A couple of days ago we again pointed out that Thailand is a country where very old men remain powerful and influential.
At the Bangkok Post it is reported that aged legal expert Meechai Ruchupan has indeed been invited by The Dictator “to lead a new charter-drafting body that is expected to be formed by next week…”.
Meechai as a rabid royalist ideologue associated with the 2006 military coup and junta and with several anti-democratic movements, including the movement that sought to bring down the Yingluck Shinawatra elected government. He has been fully prepared to defend the lese majeste law, even making stuff up to support the draconian law.
General Prayuth Chan-ocha is said to be “interested in Mr Meechai” because of his experience “at the helm of legislative bodies, both as Senate chairman and chairman of a national legislative assembly…”.
In fact, this experience is telling. According to a brief entry at Wikipedia:
He was the acting Prime Minister of Thailand following a military takeover of the government that took place in February 1991. He served only seventeen days, from May 24, 1992 to June 10, 1992, and was succeeded by Anand Panyarachun. He had been appointed by Royal Command to take over after highly unpopular General Suchinda Kraprayoon resigned under public and state pressure.
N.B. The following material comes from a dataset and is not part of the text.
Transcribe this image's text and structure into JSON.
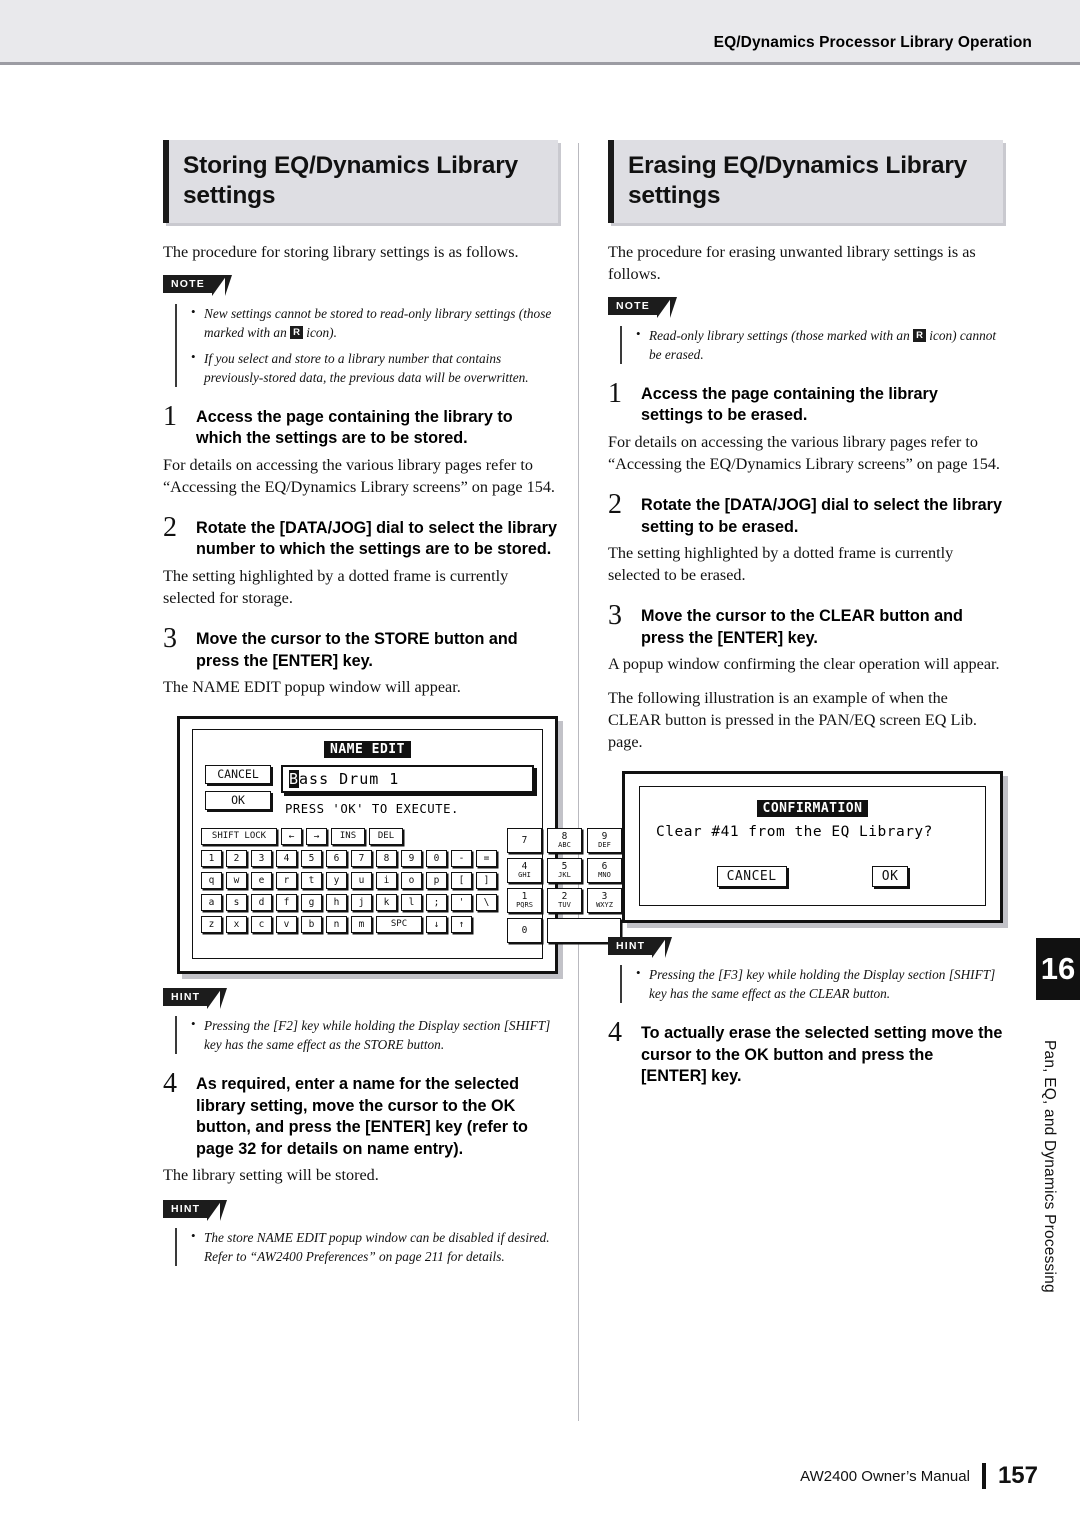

Meechai served as President of the military-appointed National Legislative Assembly of Thailand after the coup d’état in 2006. After another coup d’état in 2014, Meechai—as one of two civilians—was appointed as a member of the junta which calls itself the National Council for Peace and Order.
The picture of a royalist who serves the military is clear.
Prayuth thinks this is the right man to again serve the military-monarchy alliance as it represses popular will and seeks to cement its rule.
Others reportedly being sought for the military dictatorship’s “fix” of the political system include royalists and military backers like the conservative Sujit Boonbongkarn, former 2006 junta appointee Kanjanarat Leewiroj, Banthoon Sethasiroj, anti-Thaksin Shinawatra lawyer Banjerd Singkhaneti, who fronted the ultra-royalist and neo-fascist Sayam Prachapiwat, Preecha Watcharaphai, who worked with the 2006 military junta and former unelected senator and anti-Thaksin activist Surachai Liangboonlertchai, who once tried to use the Senate to bring down the elected government.
The picture is pretty clear: conservatives, royalists, yellow shirts, anti-Thaksin activists and military backers.
The pattern is also seen in a recent appointment to the Constitutional Court of yellow-shirted historian, 2014 coup supporter and constitution drafter and supporter of the lese majeste law, Nakarin Mektrairat.
This may all seem like more of the same under the military dictatorship. Yet it is clear that the junta and its supporters and backers have decided that Thailand requires more “reform.” This means a deeply conservative and royalist return to an authoritarian and intolerant past.